Farmers who switch from Roundup to Enlist will be nearly doubling the amount of chemicals they pour on their land, which should help kill resistant weeds.

But some environmental organizations, including the Environmental Working Group, are concerned about Enlist’s impact on the health of people and the environment, citing research that links 2,4-D to hypothyroidism, suppressed immune function, Parkinson’s disease, cancer, and other serious health issues. Nonetheless, the EPA said 2,4-D – the most widely used herbicide on the planet – is safe for both when used according to the label.

The Chemical Treadmill

The government and industry hope Enlist will solve the problem of resistant weeds. But the new product gives Mark Bernards deja vu.

“My big concern with this product is that we’ve used other products in the past,” said Bernards, an assistant professor of agronomy, crop science, and weed control at Western Illinois University. “And because it’s good and it’s easy, we overuse it and that leads to problems.”

Bernards said for years farmers have been running on the “chemical treadmill,” hopscotching from chemical to chemical as weeds develop resistance. Now we’re at the point where farmers simply can’t do that.

“We're right on the edge of the treadmill and there's nothing beyond to tread on to that we can see clearly right now," said Bernards. "So the concern is: do we get thrown off the chemical treadmill?”

Scientists have discovered populations of a kind of pigweed called water hemp, for example, that are resistant to six of the seven kinds of herbicides most commonly used to kill it. Only glufosinate, commercially sold as Liberty Link, still works. But even it loses effectiveness as the plant grows taller.

Facing the end of the chemical line, the EPA negotiated stricter guidelines with Dow to slow down the development of Enlist Duo-resistant weeds.

According to the terms, Dow is responsible for surveying land applied with the chemical to detect resistant weeds early. If they’re discovered, the company must remove them and file a report with the EPA.

The agency also required Dow to launch a grower education program called Enlist 360. Dow said in the past two years, the program has reached 14,000 farmers, extension agents, and weed management specialists.

In addition, the EPA’s approval of Enlist Duo will expire in six years so the agency can revisit the issue of resistance.

Jack Housenger, director of EPA’s Office of Pesticide Programs, said the EPA is not the only one giving farmers this message.

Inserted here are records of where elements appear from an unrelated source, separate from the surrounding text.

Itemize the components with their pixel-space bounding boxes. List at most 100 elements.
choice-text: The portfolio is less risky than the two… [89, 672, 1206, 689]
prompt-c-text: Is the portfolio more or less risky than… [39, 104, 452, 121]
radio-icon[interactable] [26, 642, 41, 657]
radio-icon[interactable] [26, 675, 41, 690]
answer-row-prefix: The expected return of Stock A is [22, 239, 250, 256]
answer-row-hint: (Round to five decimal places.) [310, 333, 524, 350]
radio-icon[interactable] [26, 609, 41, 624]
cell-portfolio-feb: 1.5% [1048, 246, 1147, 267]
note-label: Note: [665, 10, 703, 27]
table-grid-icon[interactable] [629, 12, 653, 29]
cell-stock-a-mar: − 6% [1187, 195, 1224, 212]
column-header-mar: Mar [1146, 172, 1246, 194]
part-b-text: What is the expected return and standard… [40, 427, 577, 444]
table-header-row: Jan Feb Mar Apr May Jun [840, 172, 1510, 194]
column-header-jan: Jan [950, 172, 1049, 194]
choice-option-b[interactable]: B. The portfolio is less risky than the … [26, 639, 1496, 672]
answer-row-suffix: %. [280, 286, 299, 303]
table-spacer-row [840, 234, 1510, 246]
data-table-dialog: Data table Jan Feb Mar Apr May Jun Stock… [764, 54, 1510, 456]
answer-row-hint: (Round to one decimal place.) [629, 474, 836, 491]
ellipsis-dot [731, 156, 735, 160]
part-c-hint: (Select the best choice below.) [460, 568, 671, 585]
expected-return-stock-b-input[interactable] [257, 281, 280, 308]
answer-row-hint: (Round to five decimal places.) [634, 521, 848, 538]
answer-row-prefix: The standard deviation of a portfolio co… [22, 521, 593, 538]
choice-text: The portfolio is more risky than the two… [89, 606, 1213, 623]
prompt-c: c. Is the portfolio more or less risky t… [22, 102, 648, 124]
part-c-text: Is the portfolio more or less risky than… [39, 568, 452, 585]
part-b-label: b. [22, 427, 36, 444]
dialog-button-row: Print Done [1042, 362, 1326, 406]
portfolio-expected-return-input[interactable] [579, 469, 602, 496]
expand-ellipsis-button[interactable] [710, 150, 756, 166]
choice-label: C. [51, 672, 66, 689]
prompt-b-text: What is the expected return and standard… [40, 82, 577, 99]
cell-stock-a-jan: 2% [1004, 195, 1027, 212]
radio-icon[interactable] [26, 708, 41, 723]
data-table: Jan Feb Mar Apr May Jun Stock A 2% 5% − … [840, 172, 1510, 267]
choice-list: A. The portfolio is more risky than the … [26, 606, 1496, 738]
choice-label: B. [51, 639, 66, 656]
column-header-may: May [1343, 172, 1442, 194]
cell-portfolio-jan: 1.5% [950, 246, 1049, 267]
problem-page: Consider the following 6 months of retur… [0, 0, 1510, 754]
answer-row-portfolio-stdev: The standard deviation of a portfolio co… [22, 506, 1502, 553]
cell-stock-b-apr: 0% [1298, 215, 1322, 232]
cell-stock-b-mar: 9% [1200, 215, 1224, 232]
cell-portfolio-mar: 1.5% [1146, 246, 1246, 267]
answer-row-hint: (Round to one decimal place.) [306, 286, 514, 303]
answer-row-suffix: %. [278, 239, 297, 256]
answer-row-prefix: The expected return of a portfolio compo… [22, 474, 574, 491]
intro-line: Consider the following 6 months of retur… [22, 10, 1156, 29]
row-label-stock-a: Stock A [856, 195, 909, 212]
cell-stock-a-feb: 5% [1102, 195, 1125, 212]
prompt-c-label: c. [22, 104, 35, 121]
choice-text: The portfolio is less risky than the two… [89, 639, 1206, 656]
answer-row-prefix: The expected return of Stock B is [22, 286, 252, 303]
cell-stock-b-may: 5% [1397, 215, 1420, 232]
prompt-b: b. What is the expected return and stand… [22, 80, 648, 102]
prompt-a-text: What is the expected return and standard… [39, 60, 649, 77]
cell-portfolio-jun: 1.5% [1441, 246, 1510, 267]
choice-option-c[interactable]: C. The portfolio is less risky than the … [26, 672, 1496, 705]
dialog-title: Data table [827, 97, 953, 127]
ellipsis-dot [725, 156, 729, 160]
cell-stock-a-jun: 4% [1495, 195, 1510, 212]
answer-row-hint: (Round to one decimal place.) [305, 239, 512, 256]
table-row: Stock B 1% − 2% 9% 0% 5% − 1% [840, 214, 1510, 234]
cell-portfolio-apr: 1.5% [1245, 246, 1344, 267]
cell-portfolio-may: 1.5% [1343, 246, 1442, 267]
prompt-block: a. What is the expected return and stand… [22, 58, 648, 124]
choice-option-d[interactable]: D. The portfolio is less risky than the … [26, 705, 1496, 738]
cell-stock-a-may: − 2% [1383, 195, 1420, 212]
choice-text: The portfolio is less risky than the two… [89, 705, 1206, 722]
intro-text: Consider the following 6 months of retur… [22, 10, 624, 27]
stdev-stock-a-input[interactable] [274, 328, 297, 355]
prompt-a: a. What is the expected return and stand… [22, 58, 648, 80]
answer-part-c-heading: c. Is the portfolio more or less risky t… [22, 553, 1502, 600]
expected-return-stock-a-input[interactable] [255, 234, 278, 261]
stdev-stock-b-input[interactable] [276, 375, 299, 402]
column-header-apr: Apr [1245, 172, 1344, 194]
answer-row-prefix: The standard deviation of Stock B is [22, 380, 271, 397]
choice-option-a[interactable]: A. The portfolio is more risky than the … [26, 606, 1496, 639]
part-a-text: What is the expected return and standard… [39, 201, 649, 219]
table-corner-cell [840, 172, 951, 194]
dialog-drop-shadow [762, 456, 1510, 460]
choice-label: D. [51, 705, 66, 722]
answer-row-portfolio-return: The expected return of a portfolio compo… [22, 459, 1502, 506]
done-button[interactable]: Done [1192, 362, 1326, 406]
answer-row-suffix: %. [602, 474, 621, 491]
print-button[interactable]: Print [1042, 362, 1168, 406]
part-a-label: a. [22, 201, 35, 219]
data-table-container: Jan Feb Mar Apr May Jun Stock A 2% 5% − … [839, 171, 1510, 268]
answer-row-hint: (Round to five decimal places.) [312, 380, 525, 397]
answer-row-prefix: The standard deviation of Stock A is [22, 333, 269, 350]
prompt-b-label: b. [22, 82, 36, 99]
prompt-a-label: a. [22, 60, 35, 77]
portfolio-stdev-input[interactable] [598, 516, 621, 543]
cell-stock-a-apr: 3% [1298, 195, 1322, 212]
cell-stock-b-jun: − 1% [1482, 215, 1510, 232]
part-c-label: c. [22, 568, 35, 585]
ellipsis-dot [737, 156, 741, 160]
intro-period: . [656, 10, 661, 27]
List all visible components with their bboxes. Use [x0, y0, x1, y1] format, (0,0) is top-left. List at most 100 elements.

“Roundup resistance is a hot topic.” said Housenger. “It's not something that they're just going to be hearing from us. They're going to be hearing from Dow, from the Weed Science Society of America, from university extensions, USDA, academics. So they know they have to do some things differently.”

New Old Methods

The U.S. Department of Agriculture (USDA), recognizing this problem can’t be sprayed away, announced its commitment this fall to educate farmers about how to manage weeds in a “more holistic and sustainable way.”

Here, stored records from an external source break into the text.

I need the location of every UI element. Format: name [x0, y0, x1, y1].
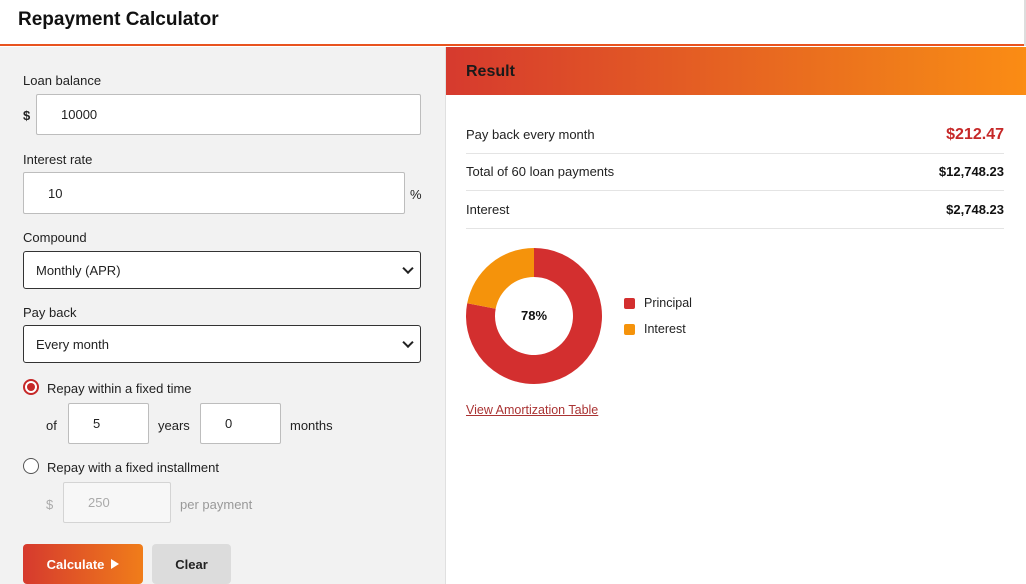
amortization-table-link[interactable]: View Amortization Table [466, 403, 598, 417]
result-header: Result [446, 47, 1026, 95]
compound-select[interactable]: Monthly (APR) [23, 251, 421, 289]
loan-currency-symbol: $ [23, 108, 31, 123]
result-row-interest: Interest $2,748.23 [466, 191, 1004, 229]
interest-rate-label: Interest rate [23, 152, 93, 167]
installment-currency: $ [46, 497, 54, 512]
of-label: of [46, 418, 57, 433]
result-panel: Result Pay back every month $212.47 Tota… [445, 47, 1026, 584]
result-row-value: $12,748.23 [938, 164, 1004, 179]
legend-swatch [624, 323, 635, 335]
result-row-label: Total of 60 loan payments [466, 164, 615, 179]
per-payment-label: per payment [180, 497, 253, 512]
app-header: Repayment Calculator [0, 0, 1026, 46]
loan-balance-input[interactable]: 10000 [36, 94, 421, 135]
percent-symbol: % [410, 187, 422, 202]
principal-interest-donut-chart: 78% [466, 248, 602, 384]
donut-center-label: 78% [521, 308, 547, 323]
fixed-time-radio[interactable] [23, 379, 39, 395]
loan-balance-label: Loan balance [23, 73, 102, 88]
clear-button[interactable]: Clear [152, 544, 231, 584]
legend-item-interest: Interest [624, 322, 686, 336]
result-row-label: Interest [466, 202, 510, 217]
installment-input[interactable]: 250 [63, 482, 171, 523]
legend-label: Interest [644, 322, 686, 336]
result-title: Result [466, 63, 515, 80]
years-input[interactable]: 5 [68, 403, 149, 444]
chevron-down-icon [402, 336, 414, 349]
months-input[interactable]: 0 [200, 403, 281, 444]
payback-label: Pay back [23, 305, 77, 320]
interest-rate-input[interactable]: 10 [23, 172, 405, 214]
result-row-total: Total of 60 loan payments $12,748.23 [466, 153, 1004, 191]
compound-select-value: Monthly (APR) [36, 262, 121, 278]
legend-swatch [624, 297, 635, 309]
compound-label: Compound [23, 230, 87, 245]
fixed-time-label: Repay within a fixed time [47, 381, 192, 396]
years-label: years [158, 418, 190, 433]
page-title: Repayment Calculator [18, 9, 219, 30]
calculate-button-label: Calculate [46, 556, 105, 572]
fixed-installment-label: Repay with a fixed installment [47, 460, 219, 475]
donut-slice-interest [467, 248, 534, 309]
fixed-installment-radio[interactable] [23, 458, 39, 474]
payback-select-value: Every month [36, 336, 109, 352]
calculator-form: Loan balance $ 10000 Interest rate 10 % … [0, 47, 445, 584]
legend-item-principal: Principal [624, 296, 692, 310]
result-row-value: $2,748.23 [946, 202, 1004, 217]
play-icon [111, 559, 120, 569]
result-row-value: $212.47 [946, 125, 1004, 143]
chevron-down-icon [402, 262, 414, 275]
months-label: months [290, 418, 333, 433]
result-row-label: Pay back every month [466, 127, 595, 142]
result-row-monthly: Pay back every month $212.47 [466, 116, 1004, 154]
calculate-button[interactable]: Calculate [23, 544, 143, 584]
payback-select[interactable]: Every month [23, 325, 421, 363]
legend-label: Principal [644, 296, 692, 310]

Other methods of weed control the USDA recommends to farmers include letting their fields go fallow, tilling, rotating crops, or hand-weeding.

Mark Bernards said it’s good the government is concerned. But he suspects farmers will need more than the knowledge of how to change to actually do it.

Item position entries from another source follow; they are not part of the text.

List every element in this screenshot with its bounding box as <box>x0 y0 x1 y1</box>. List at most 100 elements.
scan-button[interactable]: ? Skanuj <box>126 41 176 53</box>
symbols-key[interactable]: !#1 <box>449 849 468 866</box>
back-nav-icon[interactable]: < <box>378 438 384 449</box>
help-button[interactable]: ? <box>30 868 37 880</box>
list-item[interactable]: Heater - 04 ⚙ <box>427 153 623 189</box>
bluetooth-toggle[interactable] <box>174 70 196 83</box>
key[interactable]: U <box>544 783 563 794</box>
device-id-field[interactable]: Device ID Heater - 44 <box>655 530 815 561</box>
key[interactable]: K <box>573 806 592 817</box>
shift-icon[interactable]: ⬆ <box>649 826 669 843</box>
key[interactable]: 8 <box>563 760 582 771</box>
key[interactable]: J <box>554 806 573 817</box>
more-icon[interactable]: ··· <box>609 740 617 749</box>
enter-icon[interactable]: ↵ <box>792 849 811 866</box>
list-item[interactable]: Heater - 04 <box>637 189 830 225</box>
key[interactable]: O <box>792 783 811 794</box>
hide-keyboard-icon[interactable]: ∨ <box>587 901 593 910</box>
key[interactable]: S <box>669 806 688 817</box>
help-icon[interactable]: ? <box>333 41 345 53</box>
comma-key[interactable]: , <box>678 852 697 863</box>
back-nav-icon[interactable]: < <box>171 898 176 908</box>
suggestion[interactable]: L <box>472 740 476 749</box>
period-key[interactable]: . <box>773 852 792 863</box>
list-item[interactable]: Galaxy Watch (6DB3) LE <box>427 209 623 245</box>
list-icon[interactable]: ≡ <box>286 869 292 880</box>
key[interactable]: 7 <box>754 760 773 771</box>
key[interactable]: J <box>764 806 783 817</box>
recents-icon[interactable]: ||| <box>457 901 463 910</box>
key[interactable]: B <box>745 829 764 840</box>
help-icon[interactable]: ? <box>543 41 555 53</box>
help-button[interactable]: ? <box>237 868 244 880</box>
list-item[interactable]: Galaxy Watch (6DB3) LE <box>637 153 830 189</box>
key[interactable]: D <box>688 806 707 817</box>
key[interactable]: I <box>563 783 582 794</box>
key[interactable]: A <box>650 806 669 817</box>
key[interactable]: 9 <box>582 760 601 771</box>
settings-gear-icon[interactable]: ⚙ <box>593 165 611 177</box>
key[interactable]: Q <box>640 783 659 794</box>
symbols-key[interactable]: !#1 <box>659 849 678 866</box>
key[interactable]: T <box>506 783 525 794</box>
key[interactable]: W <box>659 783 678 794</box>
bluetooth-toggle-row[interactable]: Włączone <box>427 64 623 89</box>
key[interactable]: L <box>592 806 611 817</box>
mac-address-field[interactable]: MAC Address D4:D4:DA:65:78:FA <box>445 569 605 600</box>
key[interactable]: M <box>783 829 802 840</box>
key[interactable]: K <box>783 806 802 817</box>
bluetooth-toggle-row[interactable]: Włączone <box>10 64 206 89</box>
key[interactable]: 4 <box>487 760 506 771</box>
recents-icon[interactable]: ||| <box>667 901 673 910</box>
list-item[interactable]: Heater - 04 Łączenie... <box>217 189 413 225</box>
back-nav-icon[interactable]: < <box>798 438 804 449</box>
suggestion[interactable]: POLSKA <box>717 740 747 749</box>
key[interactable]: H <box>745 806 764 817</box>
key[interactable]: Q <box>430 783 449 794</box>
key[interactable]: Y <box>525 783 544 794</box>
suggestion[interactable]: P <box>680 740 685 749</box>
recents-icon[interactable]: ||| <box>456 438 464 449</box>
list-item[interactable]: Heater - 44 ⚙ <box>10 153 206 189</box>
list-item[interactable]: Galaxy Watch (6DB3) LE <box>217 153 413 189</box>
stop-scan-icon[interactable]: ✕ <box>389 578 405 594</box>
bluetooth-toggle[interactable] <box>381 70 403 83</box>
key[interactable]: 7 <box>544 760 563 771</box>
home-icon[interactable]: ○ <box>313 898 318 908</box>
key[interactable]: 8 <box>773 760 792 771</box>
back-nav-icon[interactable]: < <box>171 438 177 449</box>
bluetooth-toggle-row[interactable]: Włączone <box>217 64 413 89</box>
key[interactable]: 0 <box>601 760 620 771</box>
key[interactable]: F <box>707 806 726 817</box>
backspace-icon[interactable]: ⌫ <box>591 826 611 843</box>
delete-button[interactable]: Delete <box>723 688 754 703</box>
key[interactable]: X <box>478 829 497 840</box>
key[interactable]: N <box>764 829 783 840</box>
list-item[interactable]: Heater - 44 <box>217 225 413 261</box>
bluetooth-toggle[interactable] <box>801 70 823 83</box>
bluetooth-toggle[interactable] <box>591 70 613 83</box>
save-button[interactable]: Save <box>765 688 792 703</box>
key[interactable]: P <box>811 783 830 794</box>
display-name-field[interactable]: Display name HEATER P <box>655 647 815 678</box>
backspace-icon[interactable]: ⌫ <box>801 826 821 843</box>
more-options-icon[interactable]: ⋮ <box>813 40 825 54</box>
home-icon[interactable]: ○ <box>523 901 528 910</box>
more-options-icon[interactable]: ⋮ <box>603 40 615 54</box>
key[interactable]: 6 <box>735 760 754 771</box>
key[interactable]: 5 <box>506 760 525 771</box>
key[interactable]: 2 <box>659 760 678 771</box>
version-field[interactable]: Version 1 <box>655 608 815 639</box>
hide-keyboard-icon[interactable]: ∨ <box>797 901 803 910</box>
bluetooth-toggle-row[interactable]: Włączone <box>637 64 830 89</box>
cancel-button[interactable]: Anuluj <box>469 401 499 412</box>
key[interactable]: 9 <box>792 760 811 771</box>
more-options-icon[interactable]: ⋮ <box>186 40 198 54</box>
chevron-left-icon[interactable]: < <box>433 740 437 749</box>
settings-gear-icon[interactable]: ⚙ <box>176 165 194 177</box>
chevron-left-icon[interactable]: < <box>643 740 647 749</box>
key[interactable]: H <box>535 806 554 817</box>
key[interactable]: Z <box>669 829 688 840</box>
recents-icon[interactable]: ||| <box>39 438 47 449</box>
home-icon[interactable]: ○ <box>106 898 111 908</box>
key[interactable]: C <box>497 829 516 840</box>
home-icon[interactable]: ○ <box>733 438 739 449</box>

“To me the underlying issue is economic,” Bernards said. “Do there need to be incentives for farmers to adopt some of these things? Or do there need to be penalties in the existing programs that we have if they don’t?”

The USDA has no plans right now to penalize farmers for not adopting better weed management practices.

Sid Abel, USDA’s assistant administrator for biotechnology regulatory services, said the department is in the “talking phase” of offering farmers financial incentives, but does not currently have concrete plans.

The department doesn’t intend to allocate any new funding for the effort. The money will likely come from budgets that already exist within the USDA’s Natural Resource Conservation Service or will be rolled into crop insurance.

“We can reduce those premiums if we thought this was important enough to do to help offset some of the costs,” said Abel.

The costs could be significant. According to Bernards, farmers have paid as little as $3 an acre to spray generic versions of Roundup on their fields. Hand-weeding, by contrast, can cost them up to $150 per acre.